Anthony J. Joes, political science professor and guerilla warfare scholar at Saint Joseph's University in Philadelphia, says the best way for the U.S. military to counter the guerilla insurgency in Iraq is to send more Arabic speakers there as soon as possible. "They must do a better and faster job of recruiting and training more Arabic speakers immediately," he says. "Our men and women need to be able to distinguish friend from foe quickly," he says. "And having someone available who speaks the language and knows the culture means the difference between life and death."

Joes, director of Saint Joseph's University's international relations program, has studied and written extensively on unconventional military tactics, and has published eight books on guerilla warfare, including: America and Guerrilla Warfare (University of Kentucky, 2000); Guerilla Warfare: A Historical, Biographical and Bibliographical Sourcebook (Greenwood, 1996); and Modern Guerrilla Insurgency (Praeger, 1992).

A specific area of his research examines how armies can successfully leave a country following a military victory. "Understanding that there will not be an instant win in Iraq, that U.S. involvement there could last years, is another important step toward achieving a lasting peace there," he says. "We owe it to ourselves and to the Iraqi people." Perhaps the worst thing that could happen now, he argues, would be for pressure to mount to withdraw our troops too early. The U.S. would find itself sending troops there again to an even more hostile environment, he maintains, "because ending the 1991 Gulf War before Saddam Hussein was removed from power cost many Iraqis their lives in the years that followed and caused this [war] to happen in 2003."

"The U.S. military is the best-trained and equipped conventional fighting force on the planet," he observes, "and our troops can defeat any other conventional force." Engaging in a guerilla war "where you can't tell who the enemy is" is a different story. "But it can be done," he says.

In addition to the language barrier, he says, they key is to quickly re-learn valuable military lessons forgotten in recent decades. "Throughout the 20th century, U.S. forces defeated guerilla armies in Latin America and the Philippines and in Vietnam," he says. "After the Tet Offensive, the Viet Cong were crushed as a fighting force. South Vietnam was eventually conquered by the conventional North Vietnamese Army."

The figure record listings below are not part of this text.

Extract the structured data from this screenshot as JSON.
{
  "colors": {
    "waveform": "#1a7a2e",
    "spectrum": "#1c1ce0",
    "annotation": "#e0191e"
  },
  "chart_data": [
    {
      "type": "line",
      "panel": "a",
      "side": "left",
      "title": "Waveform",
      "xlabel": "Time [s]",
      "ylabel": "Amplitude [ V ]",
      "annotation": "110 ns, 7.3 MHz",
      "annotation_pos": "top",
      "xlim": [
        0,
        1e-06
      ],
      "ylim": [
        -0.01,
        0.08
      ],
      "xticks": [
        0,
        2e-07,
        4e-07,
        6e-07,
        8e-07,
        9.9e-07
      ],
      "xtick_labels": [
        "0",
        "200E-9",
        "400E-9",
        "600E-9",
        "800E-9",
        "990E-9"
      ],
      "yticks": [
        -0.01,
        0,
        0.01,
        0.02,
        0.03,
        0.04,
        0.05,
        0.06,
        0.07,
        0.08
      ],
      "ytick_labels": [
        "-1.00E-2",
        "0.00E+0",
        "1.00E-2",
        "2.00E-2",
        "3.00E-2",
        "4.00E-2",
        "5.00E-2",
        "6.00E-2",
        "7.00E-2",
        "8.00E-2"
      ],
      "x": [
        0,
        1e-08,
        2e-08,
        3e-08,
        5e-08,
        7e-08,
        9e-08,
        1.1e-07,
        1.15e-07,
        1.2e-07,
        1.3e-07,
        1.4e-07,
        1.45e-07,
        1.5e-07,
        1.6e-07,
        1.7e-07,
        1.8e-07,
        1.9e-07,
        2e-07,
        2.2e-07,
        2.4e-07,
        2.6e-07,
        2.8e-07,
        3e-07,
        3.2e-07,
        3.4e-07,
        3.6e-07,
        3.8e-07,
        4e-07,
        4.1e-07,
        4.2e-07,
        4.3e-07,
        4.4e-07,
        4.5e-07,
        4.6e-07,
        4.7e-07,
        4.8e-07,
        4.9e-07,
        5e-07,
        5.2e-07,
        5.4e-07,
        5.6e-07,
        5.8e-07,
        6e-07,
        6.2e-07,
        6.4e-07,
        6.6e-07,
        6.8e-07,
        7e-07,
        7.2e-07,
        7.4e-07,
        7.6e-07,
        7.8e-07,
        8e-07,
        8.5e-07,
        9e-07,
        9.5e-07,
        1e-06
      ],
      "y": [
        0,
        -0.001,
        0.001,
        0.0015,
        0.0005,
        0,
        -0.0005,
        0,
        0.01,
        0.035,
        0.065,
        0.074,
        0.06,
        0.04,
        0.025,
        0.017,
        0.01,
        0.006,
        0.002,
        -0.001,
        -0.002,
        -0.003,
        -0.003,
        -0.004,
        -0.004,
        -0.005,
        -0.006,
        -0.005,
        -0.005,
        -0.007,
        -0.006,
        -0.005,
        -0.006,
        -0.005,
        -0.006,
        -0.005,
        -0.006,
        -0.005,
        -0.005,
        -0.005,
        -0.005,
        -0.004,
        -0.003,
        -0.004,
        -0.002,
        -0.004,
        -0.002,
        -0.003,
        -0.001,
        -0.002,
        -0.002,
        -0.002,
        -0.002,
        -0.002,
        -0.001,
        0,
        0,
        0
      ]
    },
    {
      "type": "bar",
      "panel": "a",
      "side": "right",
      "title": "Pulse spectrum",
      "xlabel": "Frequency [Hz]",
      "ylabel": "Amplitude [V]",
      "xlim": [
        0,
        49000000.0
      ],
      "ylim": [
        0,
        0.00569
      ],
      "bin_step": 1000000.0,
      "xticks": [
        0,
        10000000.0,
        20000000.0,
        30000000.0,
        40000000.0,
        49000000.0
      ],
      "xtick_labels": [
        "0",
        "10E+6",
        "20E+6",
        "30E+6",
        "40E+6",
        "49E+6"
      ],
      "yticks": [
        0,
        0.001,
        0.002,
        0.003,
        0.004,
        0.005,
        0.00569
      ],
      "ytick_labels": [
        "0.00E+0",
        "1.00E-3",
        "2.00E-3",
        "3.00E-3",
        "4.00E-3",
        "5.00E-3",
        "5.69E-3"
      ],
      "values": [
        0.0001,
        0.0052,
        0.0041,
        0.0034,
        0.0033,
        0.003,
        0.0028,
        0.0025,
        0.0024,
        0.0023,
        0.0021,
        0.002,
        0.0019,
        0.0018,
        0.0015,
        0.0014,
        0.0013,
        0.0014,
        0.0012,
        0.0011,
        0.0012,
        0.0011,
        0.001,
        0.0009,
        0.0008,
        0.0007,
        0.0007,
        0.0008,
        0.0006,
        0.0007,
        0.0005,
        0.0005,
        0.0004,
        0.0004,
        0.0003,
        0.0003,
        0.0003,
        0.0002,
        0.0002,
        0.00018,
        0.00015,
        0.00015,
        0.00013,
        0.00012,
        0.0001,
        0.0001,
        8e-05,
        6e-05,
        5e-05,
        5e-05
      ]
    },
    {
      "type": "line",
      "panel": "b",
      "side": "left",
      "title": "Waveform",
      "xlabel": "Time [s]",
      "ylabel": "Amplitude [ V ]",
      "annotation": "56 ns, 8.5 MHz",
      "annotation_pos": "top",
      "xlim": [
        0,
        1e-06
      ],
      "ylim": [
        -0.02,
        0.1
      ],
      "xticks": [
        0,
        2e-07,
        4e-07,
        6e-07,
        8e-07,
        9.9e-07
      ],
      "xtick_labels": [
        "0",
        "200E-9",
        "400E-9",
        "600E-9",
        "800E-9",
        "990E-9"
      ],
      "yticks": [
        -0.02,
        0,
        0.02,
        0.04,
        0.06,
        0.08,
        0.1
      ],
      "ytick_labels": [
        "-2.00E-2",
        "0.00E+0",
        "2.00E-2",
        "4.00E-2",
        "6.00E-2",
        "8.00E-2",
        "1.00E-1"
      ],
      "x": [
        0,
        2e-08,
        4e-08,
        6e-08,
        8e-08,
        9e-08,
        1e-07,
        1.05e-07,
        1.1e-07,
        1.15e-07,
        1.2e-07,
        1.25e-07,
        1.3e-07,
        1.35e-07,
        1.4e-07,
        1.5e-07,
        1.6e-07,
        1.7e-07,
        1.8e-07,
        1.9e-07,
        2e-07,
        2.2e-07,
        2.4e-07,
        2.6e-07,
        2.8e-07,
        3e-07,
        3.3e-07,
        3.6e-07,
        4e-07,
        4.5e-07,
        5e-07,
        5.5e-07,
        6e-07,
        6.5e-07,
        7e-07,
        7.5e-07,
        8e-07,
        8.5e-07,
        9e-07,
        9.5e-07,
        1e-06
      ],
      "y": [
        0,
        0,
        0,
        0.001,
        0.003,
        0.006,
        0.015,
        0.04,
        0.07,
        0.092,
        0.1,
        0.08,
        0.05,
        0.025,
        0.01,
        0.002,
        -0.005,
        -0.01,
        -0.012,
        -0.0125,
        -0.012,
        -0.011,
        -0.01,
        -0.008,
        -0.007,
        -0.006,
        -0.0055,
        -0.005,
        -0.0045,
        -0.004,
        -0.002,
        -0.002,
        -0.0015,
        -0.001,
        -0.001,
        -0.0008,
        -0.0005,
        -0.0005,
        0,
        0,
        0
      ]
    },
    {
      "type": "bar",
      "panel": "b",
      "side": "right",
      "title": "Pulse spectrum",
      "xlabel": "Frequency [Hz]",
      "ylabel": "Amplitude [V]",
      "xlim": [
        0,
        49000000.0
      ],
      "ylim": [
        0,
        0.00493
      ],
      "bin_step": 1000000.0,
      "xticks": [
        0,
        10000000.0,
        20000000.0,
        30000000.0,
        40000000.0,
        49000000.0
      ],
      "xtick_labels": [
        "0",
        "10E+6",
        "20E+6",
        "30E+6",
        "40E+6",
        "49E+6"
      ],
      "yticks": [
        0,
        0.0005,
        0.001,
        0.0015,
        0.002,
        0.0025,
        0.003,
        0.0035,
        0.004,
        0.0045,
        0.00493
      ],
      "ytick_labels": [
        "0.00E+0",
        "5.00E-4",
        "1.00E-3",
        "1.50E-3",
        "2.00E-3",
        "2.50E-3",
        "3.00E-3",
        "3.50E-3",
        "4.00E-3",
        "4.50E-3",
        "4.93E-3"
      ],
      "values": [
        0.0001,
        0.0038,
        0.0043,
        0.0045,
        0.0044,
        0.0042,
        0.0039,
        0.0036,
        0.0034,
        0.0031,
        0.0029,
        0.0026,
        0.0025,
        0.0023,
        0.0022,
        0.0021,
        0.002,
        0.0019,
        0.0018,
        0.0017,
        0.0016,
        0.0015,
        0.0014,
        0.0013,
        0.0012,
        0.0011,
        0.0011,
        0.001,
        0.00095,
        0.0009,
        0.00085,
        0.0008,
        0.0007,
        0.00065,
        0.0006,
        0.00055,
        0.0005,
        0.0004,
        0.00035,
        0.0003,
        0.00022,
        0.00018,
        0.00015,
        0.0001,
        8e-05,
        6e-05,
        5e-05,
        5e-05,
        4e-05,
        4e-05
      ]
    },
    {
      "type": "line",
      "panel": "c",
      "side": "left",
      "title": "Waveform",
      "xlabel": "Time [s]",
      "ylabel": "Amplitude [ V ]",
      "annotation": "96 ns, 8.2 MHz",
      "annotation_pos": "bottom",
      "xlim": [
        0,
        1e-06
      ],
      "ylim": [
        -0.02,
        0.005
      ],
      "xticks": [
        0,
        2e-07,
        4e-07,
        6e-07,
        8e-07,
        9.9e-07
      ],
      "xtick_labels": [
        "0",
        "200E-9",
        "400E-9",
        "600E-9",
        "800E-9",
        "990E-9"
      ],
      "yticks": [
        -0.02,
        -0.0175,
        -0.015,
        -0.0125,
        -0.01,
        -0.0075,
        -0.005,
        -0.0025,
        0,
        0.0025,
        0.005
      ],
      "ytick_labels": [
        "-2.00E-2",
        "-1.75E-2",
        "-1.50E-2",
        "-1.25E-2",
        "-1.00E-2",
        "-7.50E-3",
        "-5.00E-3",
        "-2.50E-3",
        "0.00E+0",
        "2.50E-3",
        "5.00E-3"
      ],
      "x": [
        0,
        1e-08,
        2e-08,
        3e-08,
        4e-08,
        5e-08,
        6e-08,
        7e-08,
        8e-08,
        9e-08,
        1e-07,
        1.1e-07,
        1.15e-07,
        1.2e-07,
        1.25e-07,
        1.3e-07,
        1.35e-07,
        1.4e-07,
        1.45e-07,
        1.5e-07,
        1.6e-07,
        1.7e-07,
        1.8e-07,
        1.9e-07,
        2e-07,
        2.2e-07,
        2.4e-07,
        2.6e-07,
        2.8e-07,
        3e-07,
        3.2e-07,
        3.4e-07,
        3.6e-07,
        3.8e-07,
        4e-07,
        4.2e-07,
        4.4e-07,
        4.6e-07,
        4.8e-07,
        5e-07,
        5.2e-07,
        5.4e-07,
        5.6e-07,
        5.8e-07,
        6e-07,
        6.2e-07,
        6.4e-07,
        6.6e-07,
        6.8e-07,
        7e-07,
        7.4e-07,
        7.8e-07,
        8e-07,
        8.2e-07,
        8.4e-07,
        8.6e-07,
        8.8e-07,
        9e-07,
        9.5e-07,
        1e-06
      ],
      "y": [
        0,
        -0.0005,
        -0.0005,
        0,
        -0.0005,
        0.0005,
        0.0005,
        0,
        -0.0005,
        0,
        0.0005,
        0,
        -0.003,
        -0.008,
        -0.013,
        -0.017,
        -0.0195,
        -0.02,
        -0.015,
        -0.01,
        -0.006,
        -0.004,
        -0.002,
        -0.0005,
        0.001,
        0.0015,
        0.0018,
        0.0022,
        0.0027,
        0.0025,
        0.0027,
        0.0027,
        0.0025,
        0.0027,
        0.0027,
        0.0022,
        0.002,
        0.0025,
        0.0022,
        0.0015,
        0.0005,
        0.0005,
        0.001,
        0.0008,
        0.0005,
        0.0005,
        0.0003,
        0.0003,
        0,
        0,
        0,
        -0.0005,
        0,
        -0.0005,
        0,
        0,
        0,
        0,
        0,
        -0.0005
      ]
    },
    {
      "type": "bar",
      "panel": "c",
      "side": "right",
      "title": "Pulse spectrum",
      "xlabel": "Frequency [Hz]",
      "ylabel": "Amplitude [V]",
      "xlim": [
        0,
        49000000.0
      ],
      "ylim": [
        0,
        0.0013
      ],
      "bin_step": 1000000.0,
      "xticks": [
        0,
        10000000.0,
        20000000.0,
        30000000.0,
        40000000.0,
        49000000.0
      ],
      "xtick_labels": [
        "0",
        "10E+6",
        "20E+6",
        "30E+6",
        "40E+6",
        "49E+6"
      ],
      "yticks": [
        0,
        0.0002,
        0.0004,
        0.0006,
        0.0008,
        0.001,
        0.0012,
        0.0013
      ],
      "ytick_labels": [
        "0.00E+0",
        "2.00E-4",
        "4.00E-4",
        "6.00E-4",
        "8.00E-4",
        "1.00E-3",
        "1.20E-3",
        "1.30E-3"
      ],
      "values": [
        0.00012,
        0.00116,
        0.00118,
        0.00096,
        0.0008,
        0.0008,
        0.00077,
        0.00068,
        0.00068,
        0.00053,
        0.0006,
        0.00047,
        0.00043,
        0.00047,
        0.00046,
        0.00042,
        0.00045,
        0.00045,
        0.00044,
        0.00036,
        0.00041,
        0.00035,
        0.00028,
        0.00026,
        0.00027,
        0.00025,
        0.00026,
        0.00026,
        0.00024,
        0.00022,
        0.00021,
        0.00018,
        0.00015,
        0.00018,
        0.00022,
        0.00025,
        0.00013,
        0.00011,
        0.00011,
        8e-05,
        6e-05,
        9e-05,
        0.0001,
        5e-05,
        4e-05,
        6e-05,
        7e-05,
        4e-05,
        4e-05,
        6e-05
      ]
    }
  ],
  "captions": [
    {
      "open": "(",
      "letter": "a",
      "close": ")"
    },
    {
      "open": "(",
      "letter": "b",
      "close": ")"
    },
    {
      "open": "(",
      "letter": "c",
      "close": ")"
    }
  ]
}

Because of the pervasive misconception that the U.S. military was beaten by a guerilla army in Southeast Asia, the Saint Joseph's University professor says, "there's been a lot of forgetting--sometimes on purpose because of the trauma of Vietnam--of important lessons and victories won there and elsewhere over the years." Ours is not a society that is interested in history, he argues. "As a result, we often fail to learn from it."

Another problem, he notes, is what he sees as the U.S. military's over-reliance on technology, which proved useful in a conventional war earlier this year. "With all kinds of high-tech stuff available, there's this thinking that we don't need to get dirty on the ground now, win the hearts and minds of the population or actually engage the guerilla enemy," he points out. "Technology also enables many people in our country, which has perhaps the world's shortest attention span, to follow the progress of the war and to wonder—as they watch satellite TV or check their online news source throughout the day—why our troops haven't won yet."